Vogelnistkästchen werden montiert

Neues Heim für Vögel

Villach – Die Stadt Villach bringt Vogelnistkästen für Blau- und Kohlmeisen und für den Wiederhopf an. Die gefiederten Jäger stutzen den Miniermottenbestand zurück.

Die Stadt Villach bekämpft die Rosskastanienminiermotte seit vielen Jahren ohne Chemie. Stattdessen erhalten vor allem Meisen eigene Nistkästchen, die den Tieren optimale Lebens- und Aufzuchtbedingungen für ihre Jungen bieten. Sie gelten als natürlicher Feind der missliebigen Motte.
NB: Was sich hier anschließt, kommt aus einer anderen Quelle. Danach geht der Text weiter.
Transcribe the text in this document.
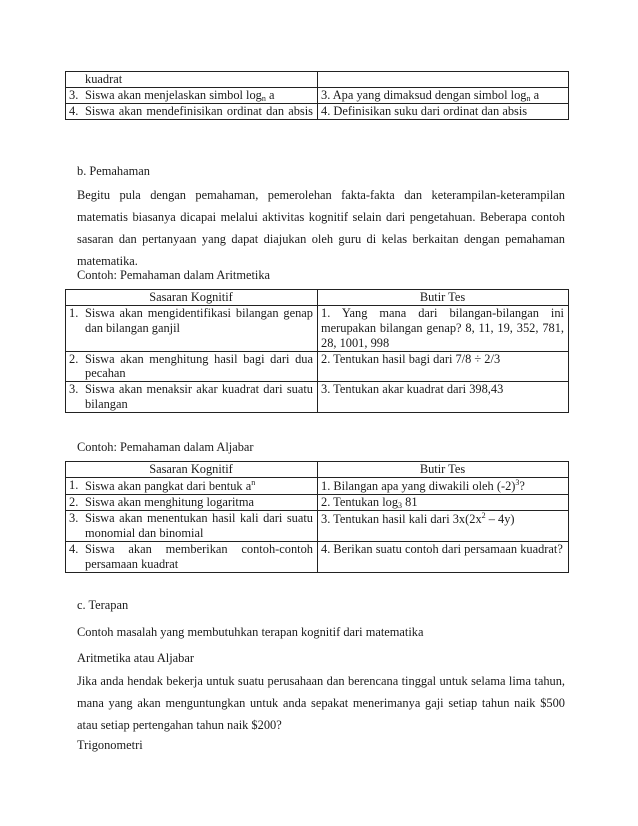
kuadrat	

3. Siswa akan menjelaskan simbol $\log_n a$	3. Apa yang dimaksud dengan simbol $\log_n a$

4. Siswa akan mendefinisikan ordinat dan absis	4. Definisikan suku dari ordinat dan absis
b. Pemahaman

Begitu pula dengan pemahaman, pemerolehan fakta-fakta dan keterampilan-keterampilan matematis biasanya dicapai melalui aktivitas kognitif selain dari pengetahuan. Beberapa contoh sasaran dan pertanyaan yang dapat diajukan oleh guru di kelas berkaitan dengan pemahaman matematika.

Contoh: Pemahaman dalam Aritmetika
Sasaran Kognitif	Butir Tes

1. Siswa akan mengidentifikasi bilangan genap dan bilangan ganjil	1. Yang mana dari bilangan-bilangan ini merupakan bilangan genap? 8, 11, 19, 352, 781, 28, 1001, 998

2. Siswa akan menghitung hasil bagi dari dua pecahan	2. Tentukan hasil bagi dari 7/8 ÷ 2/3

3. Siswa akan menaksir akar kuadrat dari suatu bilangan	3. Tentukan akar kuadrat dari 398,43
Contoh: Pemahaman dalam Aljabar
Sasaran Kognitif	Butir Tes

1. Siswa akan pangkat dari bentuk $a^n$	1. Bilangan apa yang diwakili oleh $(-2)^3$?

2. Siswa akan menghitung logaritma	2. Tentukan $\log_3 81$

3. Siswa akan menentukan hasil kali dari suatu monomial dan binomial	3. Tentukan hasil kali dari $3x(2x^2 - 4y)$

4. Siswa akan memberikan contoh-contoh persamaan kuadrat	4. Berikan suatu contoh dari persamaan kuadrat?
c. Terapan
Contoh masalah yang membutuhkan terapan kognitif dari matematika
Aritmetika atau Aljabar

Jika anda hendak bekerja untuk suatu perusahaan dan berencana tinggal untuk selama lima tahun, mana yang akan menguntungkan untuk anda sepakat menerimanya gaji setiap tahun naik $500 atau setiap pertengahan tahun naik $200?

Trigonometri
„Wir verzichten im Kampf gegen die gefürchtete Rosskastanienminiermotte bereits seit dem Jahr 2010 gänzlich auf chemische Mittel und fördern stattdessen die natürlichen Feinde“, freut sich Vizebürgermeisterin Mag.a Dr.in Petra Oberrauner. „Vor allem Blau- und Kohlmeisen gelten als besonders effiziente Feinde der Motte. Deshalb bringen wir vorwiegend in Parkanlagen und an Straßenzügen, in denen ein Bestand von Rosskastanien vorhanden ist, Nistkästchen an. Dadurch können wir die Zahl der Meisen im Stadtgebiet erhöhen. Die lernfähigen Tiere spüren in den Blättern der Rosskastanien die dort versteckten Mottenlarven auf. Sie fliegen von früh bis spät die Bäume an und füttern mit der Miniermottenlarvenbeute ihre Jungen. In unserem Stadtgebiet befinden sich inzwischen 207 Nistkästchen wie etwa im Stadtpark, Schillerpark, Mitterlingpark, Vogelweidepark, in der Wilhelm-Hohenheim-Straße und in der Richard-Wagner-Straße sowie entlang des Radweges in St. Andrä und in St. Magdalen. Heuer werden wir weitere 24 Nistkästchen in Landskron anbringen.“

Die Miniermotten schädigen den Baum

Die Raupen der Rosskastanienminiermotte entwickeln sich fast ausschließlich in den Blättern der weißblühenden Gewöhnlichen Rosskastanie. Durch den Fraß der Larven welken die Blätter bereits im Sommer, was die Photosynthese unterbricht. Dadurch kann der Baum weniger Nährstoffe aufnehmen, wird geschwächt und ist auch gegen andere Kastanienkrankheiten vermindert resistent. Außerdem verliert der Baum an ästhetischer Qualität.

Nistkästen auch für den Wiedehopf 

Um den Wiedehopf wieder in die Stadt zu bringen, hat das Team des Stadtgartens fünf hohle Baumstämme vom Waldfriedhof abtransportiert, in Eigenregie spezielle Wiedehopf-Nistkästen gezimmert und im Naturschutzgebiet Landskron angebracht.

Gefährdeter Zugvogel

Der Wiedehopf ist leider nur mehr selten anzutreffen. Er gehört zu den Zugvögeln, und sein Winterquartier liegt in Afrika. Als spezialisierter Insektenjäger benötigt der Wiedehopf artenreiche niedrigwüchsige Wiesen und Weiden, in denen er mit seinem langen, dünnen Schnabel auf Nahrungssuche geht. Als Brutplatz nutzt er unter anderem Baumhöhlen. In der intensiv genutzten Kulturlandschaft werden seine Lieblingsplätze, artenreiche Wiesen und höhlenreiche Altbäume, immer weniger. Oft sind größere Spechthöhlen nur mehr die einzig verfügbaren Nistplätze. Als Höhlenersatz helfen deshalb spezielle Wiedehopf-Nistkästen.